In 2014, the National Cancer Institute estimated that 160,000 men and women die from lung and bronchus cancers every year. In Georgia alone, 11,000 people die annually from smoking-related illnesses.
To combat the problem, on Aug. 1 2013, Georgia Regents University became an entirely smoke-free campus. The directive, put into place a full-year before the University System of Georgia mandated the same for all USG institutions, was a bold move for the institution. But it was only the beginning.
The Great American Smokeout, held each year on the third Thursday of November, is a GRU community outreach program designed to help smokers quit by calling attention to the death, illness and disability caused by smoking and secondhand smoke. As part of a continuing effort to assist smokers, the GRU Cancer Center, Georgia Prevention Institute and the College of Dental Medicine will set up three Commit to Quit stations on Nov. 19.

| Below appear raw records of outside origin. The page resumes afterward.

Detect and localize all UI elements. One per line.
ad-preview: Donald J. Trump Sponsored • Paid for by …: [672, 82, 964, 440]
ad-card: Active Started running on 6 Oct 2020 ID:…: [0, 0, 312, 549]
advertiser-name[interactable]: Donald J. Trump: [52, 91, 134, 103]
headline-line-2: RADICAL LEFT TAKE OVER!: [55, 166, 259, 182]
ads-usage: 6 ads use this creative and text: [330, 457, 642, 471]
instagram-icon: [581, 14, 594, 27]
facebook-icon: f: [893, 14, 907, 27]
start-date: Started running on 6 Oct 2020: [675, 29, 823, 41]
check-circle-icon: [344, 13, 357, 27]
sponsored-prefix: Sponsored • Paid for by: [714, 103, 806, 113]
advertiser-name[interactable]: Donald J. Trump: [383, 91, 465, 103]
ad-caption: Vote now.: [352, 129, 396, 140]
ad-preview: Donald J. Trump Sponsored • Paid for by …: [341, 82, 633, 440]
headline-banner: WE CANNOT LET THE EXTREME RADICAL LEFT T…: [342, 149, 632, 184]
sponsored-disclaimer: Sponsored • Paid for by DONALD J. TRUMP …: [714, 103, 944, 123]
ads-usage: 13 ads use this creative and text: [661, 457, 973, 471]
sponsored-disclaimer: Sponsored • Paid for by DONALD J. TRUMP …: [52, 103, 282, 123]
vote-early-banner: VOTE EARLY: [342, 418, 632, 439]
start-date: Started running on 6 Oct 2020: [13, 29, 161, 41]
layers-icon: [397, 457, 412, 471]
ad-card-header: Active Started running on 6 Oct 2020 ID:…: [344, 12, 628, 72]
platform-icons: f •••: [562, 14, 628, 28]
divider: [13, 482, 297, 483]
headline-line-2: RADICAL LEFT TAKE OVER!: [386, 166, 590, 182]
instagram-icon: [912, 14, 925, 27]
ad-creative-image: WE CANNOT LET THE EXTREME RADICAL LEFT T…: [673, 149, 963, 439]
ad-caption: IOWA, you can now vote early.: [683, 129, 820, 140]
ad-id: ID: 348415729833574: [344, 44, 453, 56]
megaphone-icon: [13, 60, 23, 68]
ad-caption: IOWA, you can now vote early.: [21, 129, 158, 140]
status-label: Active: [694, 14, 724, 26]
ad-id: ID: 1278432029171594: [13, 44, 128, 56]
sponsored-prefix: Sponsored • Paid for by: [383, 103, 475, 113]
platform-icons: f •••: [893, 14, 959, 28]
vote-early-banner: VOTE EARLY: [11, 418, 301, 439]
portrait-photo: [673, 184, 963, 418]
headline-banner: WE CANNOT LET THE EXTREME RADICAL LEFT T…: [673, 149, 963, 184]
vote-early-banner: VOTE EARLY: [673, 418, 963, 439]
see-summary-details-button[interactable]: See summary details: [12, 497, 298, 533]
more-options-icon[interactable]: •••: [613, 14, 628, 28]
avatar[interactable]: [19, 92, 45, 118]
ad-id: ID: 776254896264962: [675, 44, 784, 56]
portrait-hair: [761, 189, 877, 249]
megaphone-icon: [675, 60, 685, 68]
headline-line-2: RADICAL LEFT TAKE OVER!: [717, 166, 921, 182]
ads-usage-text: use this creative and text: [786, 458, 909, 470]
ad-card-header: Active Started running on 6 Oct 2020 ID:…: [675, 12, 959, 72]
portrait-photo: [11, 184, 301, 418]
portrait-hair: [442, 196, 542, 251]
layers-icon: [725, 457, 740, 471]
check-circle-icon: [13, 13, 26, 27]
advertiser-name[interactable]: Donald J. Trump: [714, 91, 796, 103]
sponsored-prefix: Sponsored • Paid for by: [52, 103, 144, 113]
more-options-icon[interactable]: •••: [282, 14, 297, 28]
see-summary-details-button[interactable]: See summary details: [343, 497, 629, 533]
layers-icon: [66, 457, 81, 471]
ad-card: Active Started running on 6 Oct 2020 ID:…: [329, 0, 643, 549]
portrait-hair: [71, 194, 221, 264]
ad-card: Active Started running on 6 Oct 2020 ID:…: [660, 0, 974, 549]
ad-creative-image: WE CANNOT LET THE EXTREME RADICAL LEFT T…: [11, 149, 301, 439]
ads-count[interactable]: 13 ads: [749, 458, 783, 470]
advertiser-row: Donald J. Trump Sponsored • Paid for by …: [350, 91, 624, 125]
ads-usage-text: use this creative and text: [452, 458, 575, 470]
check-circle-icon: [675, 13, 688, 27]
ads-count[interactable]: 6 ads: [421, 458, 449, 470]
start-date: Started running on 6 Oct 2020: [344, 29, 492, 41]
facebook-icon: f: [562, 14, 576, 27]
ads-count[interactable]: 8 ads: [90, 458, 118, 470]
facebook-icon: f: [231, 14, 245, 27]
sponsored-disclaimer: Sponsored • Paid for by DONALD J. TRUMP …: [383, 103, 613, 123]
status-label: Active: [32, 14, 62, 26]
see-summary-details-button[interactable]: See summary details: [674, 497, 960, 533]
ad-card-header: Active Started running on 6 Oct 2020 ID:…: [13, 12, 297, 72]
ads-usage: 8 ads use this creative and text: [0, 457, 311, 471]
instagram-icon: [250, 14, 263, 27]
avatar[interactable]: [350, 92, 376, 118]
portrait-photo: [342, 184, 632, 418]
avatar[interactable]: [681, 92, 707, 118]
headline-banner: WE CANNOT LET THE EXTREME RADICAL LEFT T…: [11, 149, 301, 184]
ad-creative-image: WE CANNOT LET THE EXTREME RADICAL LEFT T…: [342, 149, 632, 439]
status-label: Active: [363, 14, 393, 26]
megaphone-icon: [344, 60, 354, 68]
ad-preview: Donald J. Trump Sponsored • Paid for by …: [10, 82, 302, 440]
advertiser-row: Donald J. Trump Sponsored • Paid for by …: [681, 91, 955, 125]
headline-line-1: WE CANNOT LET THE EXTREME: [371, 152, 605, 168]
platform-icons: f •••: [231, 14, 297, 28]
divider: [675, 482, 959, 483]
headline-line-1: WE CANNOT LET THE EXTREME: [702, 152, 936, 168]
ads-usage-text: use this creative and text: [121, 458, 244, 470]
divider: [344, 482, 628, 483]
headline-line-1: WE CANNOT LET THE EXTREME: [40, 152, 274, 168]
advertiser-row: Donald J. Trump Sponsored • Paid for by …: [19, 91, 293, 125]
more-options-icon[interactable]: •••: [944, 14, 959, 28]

Commit to Quit stations are open to students, faculty, staff and the community, and offer tools and tips to assist smokers in overcoming nicotine, taming their urge to smoke and changing their tobacco-related behaviors.
The following stations will be available from 11 a.m. to 1 p.m. on the Health Sciences and Summerville Campuses:
- Children’s Hospital of Georgia Lobby
- Harold Harrison, M.D. Education Commons
- Jaguar Student Activities Center (JSAC)
In addition to setting up Commit to Quit stations, GRU will also host a community forum at the Augusta Richmond County main library from 5:30-6:30 p.m. on Nov. 19, with free oral health screenings to follow.
“Our community cannot afford to lose another life to smoking and secondhand smoke,” said Martha Tingen, Director of the GRU Cancer Center’s Tobacco Control Initiative. “The Smoke Out is designed to remind us of that and to let smokers and their loved ones know resources and help in quitting are available.”